What should I keep in mind when working with bitemporal systems?
They are not SQL but Datomic[1] and Crux[2] are first class bitemporal databases, look there for design guidelines and commentary.
There is some other project crux that has a lot of python and this pollutes the Google searches.
I think many projects try to re-implement in a ad-hoc way, maybe without knowing it, so if you can start with a bitemporal database it gives a big head start.
As noted above, the SQL:2011 standard supports bitemporality; here's a good summary from SIGMOD Record: https://cs.ulb.ac.be/public/_media/teaching/infoh415/tempfea...
This is a good summary of vendor support for temporal tables: https://www2.cs.arizona.edu/~rts/sql3.html
Oracle and DB2 both support bitemporal tables, SQL Server only supports system-versioned tables.
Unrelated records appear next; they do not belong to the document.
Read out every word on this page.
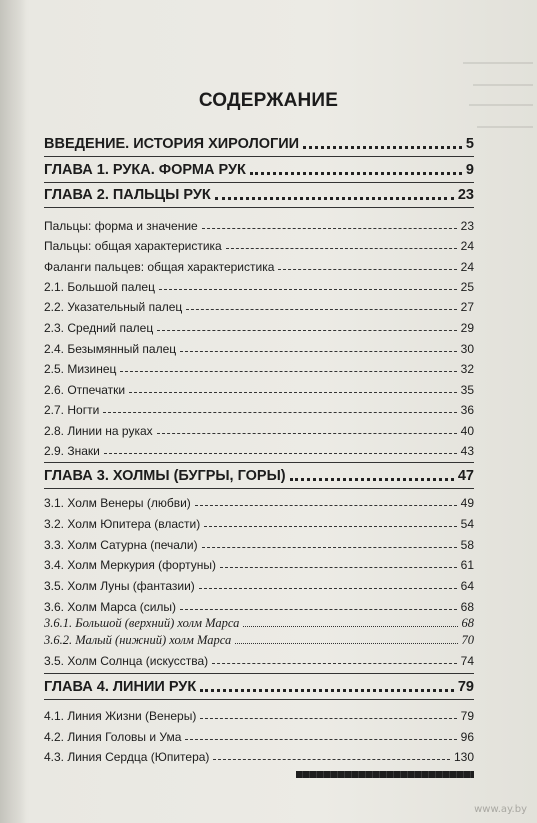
СОДЕРЖАНИЕ
ВВЕДЕНИЕ. ИСТОРИЯ ХИРОЛОГИИ	5
ГЛАВА 1. РУКА. ФОРМА РУК	9
ГЛАВА 2. ПАЛЬЦЫ РУК	23
Пальцы: форма и значение	23
Пальцы: общая характеристика	24
Фаланги пальцев: общая характеристика	24
2.1. Большой палец	25
2.2. Указательный палец	27
2.3. Средний палец	29
2.4. Безымянный палец	30
2.5. Мизинец	32
2.6. Отпечатки	35
2.7. Ногти	36
2.8. Линии на руках	40
2.9. Знаки	43
ГЛАВА 3. ХОЛМЫ (БУГРЫ, ГОРЫ)	47
3.1. Холм Венеры (любви)	49
3.2. Холм Юпитера (власти)	54
3.3. Холм Сатурна (печали)	58
3.4. Холм Меркурия (фортуны)	61
3.5. Холм Луны (фантазии)	64
3.6. Холм Марса (силы)	68
3.6.1. Большой (верхний) холм Марса	68
3.6.2. Малый (нижний) холм Марса	70
3.5. Холм Солнца (искусства)	74
ГЛАВА 4. ЛИНИИ РУК	79
4.1. Линия Жизни (Венеры)	79
4.2. Линия Головы и Ума	96
4.3. Линия Сердца (Юпитера)	130
www.ay.by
There is an extension for Postgres that supports system-versioned tables, but it hasn't been updated in 2 years: https://github.com/arkhipov/temporal_tables
In the past, I've manually implemented system-versioning for audit purposes in SQL Server using triggers, T4 templates and the CONTEXT_INFO variable to store user IDs. It worked OK, but schema changes became much more difficult.
Also - start thinking about archiving now - n lg n is fast at the start - two years later, not so much.
Good luck
- changing dimensions - handling changing types e.g. A column of strings becoming a compound of floats - efficiently handling appends - efficiently handling corrections of previous data - how to cleanup, remove old versions
The version store storage engine in Arctic provides fast and efficient versioning for numeric data. The code is quite readable so it might be worth having a look at its implementation too.
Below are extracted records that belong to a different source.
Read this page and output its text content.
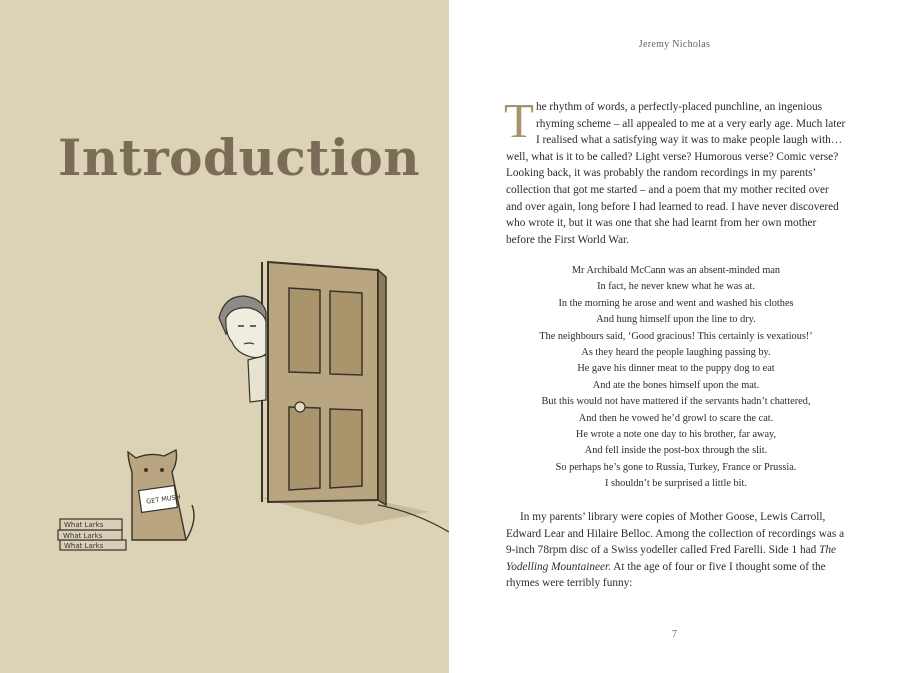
Introduction
What Larks
What Larks
What Larks
GET MUSH
Jeremy Nicholas
The rhythm of words, a perfectly-placed punchline, an ingenious rhyming scheme – all appealed to me at a very early age. Much later I realised what a satisfying way it was to make people laugh with… well, what is it to be called? Light verse? Humorous verse? Comic verse? Looking back, it was probably the random recordings in my parents’ collection that got me started – and a poem that my mother recited over and over again, long before I had learned to read. I have never discovered who wrote it, but it was one that she had learnt from her own mother before the First World War.
Mr Archibald McCann was an absent-minded man
In fact, he never knew what he was at.
In the morning he arose and went and washed his clothes
And hung himself upon the line to dry.
The neighbours said, ‘Good gracious! This certainly is vexatious!’
As they heard the people laughing passing by.
He gave his dinner meat to the puppy dog to eat
And ate the bones himself upon the mat.
But this would not have mattered if the servants hadn’t chattered,
And then he vowed he’d growl to scare the cat.
He wrote a note one day to his brother, far away,
And fell inside the post-box through the slit.
So perhaps he’s gone to Russia, Turkey, France or Prussia.
I shouldn’t be surprised a little bit.
In my parents’ library were copies of Mother Goose, Lewis Carroll, Edward Lear and Hilaire Belloc. Among the collection of recordings was a 9-inch 78rpm disc of a Swiss yodeller called Fred Farelli. Side 1 had The Yodelling Mountaineer. At the age of four or five I thought some of the rhymes were terribly funny:
7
The ORM has built-in support for various time-series data concepts including bitemporality.
If you just need to get data at a point in time, you only need to store (so called) application-time. If you need to handle both a “created date” and “effective date” type scenario, then you’ll need bitemporality.
I've come up with a solution specifically for pandas dataframes. Not sure how similar a solution would be for your use case.
What are some good resources?
A spreadsheet is a bitemporal database of sorts right?